Blindness - Cecità

Blindness

BRASILE 2008
Una città viene messa a soqquadro a causa di una misteriosa malattia che conduce alla cecità. Tutta la popolazione è ormai priva della vista e l'unica persona rimasta incolume è la moglie di un dottore. Mentre intorno a lei tutto è avvolto nel caos, la donna cerca disperatamente una cura per salvare suo marito.
SCHEDA FILM

Regia: Fernando Meirelles

Attori: Julianne Moore - La moglie del dottore, Mark Ruffalo - Il dottore, Gael García Bernal - Re della guardia 3/Barman, Sandra Oh - Il Ministro della Salute, Danny Glover - Il vecchio dall'occhio bendato, Alice Braga - La ragazza dagli occhiali scuri, Mitchell Nye - Ragazzo, Maury Chaykin - Contabile, Yoshino Kimura - Moglie del cieco, Don McKellar - Il ladro, Yûsuke Iseya - Cieco

Soggetto: José Saramago - romanzo

Sceneggiatura: Don McKellar

Fotografia: César Charlone

Musiche: Marco Antônio Guimarães

Montaggio: Daniel Rezende

Scenografia: Tulé Peak, Matthew Davies

Arredamento: Erica Milo

Costumi: Renée April

Altri titoli:

L'aveuglement

Cegueira

Colore: C

Genere: THRILLER DRAMMATICO

Specifiche tecniche: (1:1.85)

Tratto da: romanzo "Cecità" di José Saramago (ed.

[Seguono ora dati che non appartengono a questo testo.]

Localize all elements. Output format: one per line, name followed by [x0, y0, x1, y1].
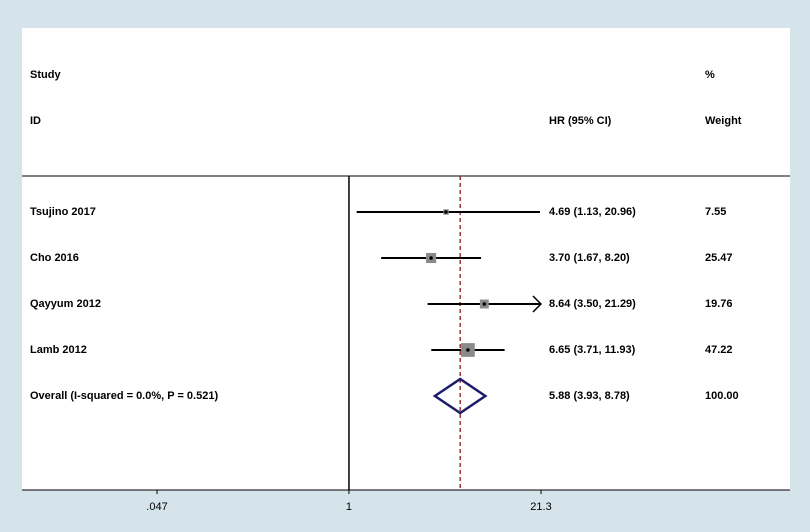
overall-name: Overall (I-squared = 0.0%, P = 0.521) [30, 390, 218, 402]
effect-label: 8.64 (3.50, 21.29) [549, 298, 636, 310]
effect-label: 5.88 (3.93, 8.78) [549, 390, 630, 402]
x-tick-label: 21.3 [530, 501, 551, 513]
weight-label: 47.22 [705, 344, 733, 356]
header: Weight [705, 115, 742, 127]
ci-arrow [532, 295, 543, 313]
x-tick-label: 1 [346, 501, 352, 513]
header: % [705, 69, 715, 81]
weight-label: 100.00 [705, 390, 739, 402]
x-tick-label: .047 [146, 501, 167, 513]
study-name: Qayyum 2012 [30, 298, 101, 310]
overall-diamond [432, 377, 488, 415]
weight-label: 25.47 [705, 252, 733, 264]
point-estimate [429, 256, 433, 260]
effect-label: 6.65 (3.71, 11.93) [549, 344, 636, 356]
point-estimate [444, 210, 448, 214]
weight-label: 19.76 [705, 298, 733, 310]
study-name: Lamb 2012 [30, 344, 87, 356]
study-name: Tsujino 2017 [30, 206, 96, 218]
point-estimate [466, 348, 470, 352]
point-estimate [482, 302, 487, 306]
header: HR (95% CI) [549, 115, 612, 127]
study-name: Cho 2016 [30, 252, 79, 264]
effect-label: 3.70 (1.67, 8.20) [549, 252, 630, 264]
weight-label: 7.55 [705, 206, 726, 218]
effect-label: 4.69 (1.13, 20.96) [549, 206, 636, 218]
header: Study [30, 69, 61, 81]
header: ID [30, 115, 41, 127]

Einaudi, 2005)

Produzione: BEE VINE PICTURES, O2 FILMES, POTBOILER PRODUCTIONS, RHOMBUS MEDIA

Distribuzione: DVD E BLU-RAY: CG HOMEVIDEO (2011)

NOTE
- FILM D'APERTURA, IN CONCORSO, AL 61. FESTIVAL DI CANNES (2008).
CRITICA
"Portare sullo schermo il romanzo omonimo del Nobel portoghese José Saramago non era meno azzardato. Troppe idee troppe astrazioni per non rischiare la Grande Metafora. Ma soprattutto troppi precedenti per non suscitare comparazioni sconvenienti. (...) La metafora è insistita ma anche inerte. Solo perdendo la vista i personaggi vedono finalmente dentro se stessi. Peccato che Meirelles non interroghi mai davvero le immagini contentandosi di fornirci una sceneggiatura illustrata. Bel paradosso per un film intitolato Cecità." (Fabio Ferzetti, 'Il Messaggero', 15 maggio 2008)

"'Blindness' è del regista brasiliano Fernando Meirelles, tratto dal romanzo 'Cecità' del premio Noble 86enne portoghese Josè Saramago che, per ragioni di salute o preveggenza, se n'è rimasto a casa. Unica luce nel grigiore bluastro del film intervallato da un allucinante bianco lattiginoso colore della cecità, la rosea, bionda, non truccata e quindi tutta una borsa e una ruga Julianne Moore." (Natalia Aspesi, 'la Repubblica', 15 maggio 2008)

"Meirelles lo racconta con uno stile ondivago, quale volta estetizzante, altrove un po' compiaciuto. Con un solo colpo di genio, nelle scene delle donne che si offrono ai loro 'carcerieri' per cibo: le ombre e l'utilizzo del fuori-fuoco non permettono di distinguere quasi niente, si sentono solo frasi smozzicate e gemiti, ma l'effetto non si dimentica e il senso della bestialità umana si stampa nella memoria dello spettatore per sempre." (Paolo Mereghetti, 'Corriere della Sera', 15 maggio 2008)

"Il romanzo è un'allegoria della dittatura e spiega come ogni potere coercitivo abbia sempre un esercito di volenterosi carnefici al proprio servizio. Nel libro come nel film, c'è anche una sana, la moglie di un medico che segue nella reclusione il marito malato. La interpreta la bravissima Julianne Moore ed è letteralmente la nostra testimone oculare all'inferno. Il film non è brutto, ha anche un suo fascino sordido: è solo inutile." (Alberto Crespi, 'L'Unità', 15 maggio 2008)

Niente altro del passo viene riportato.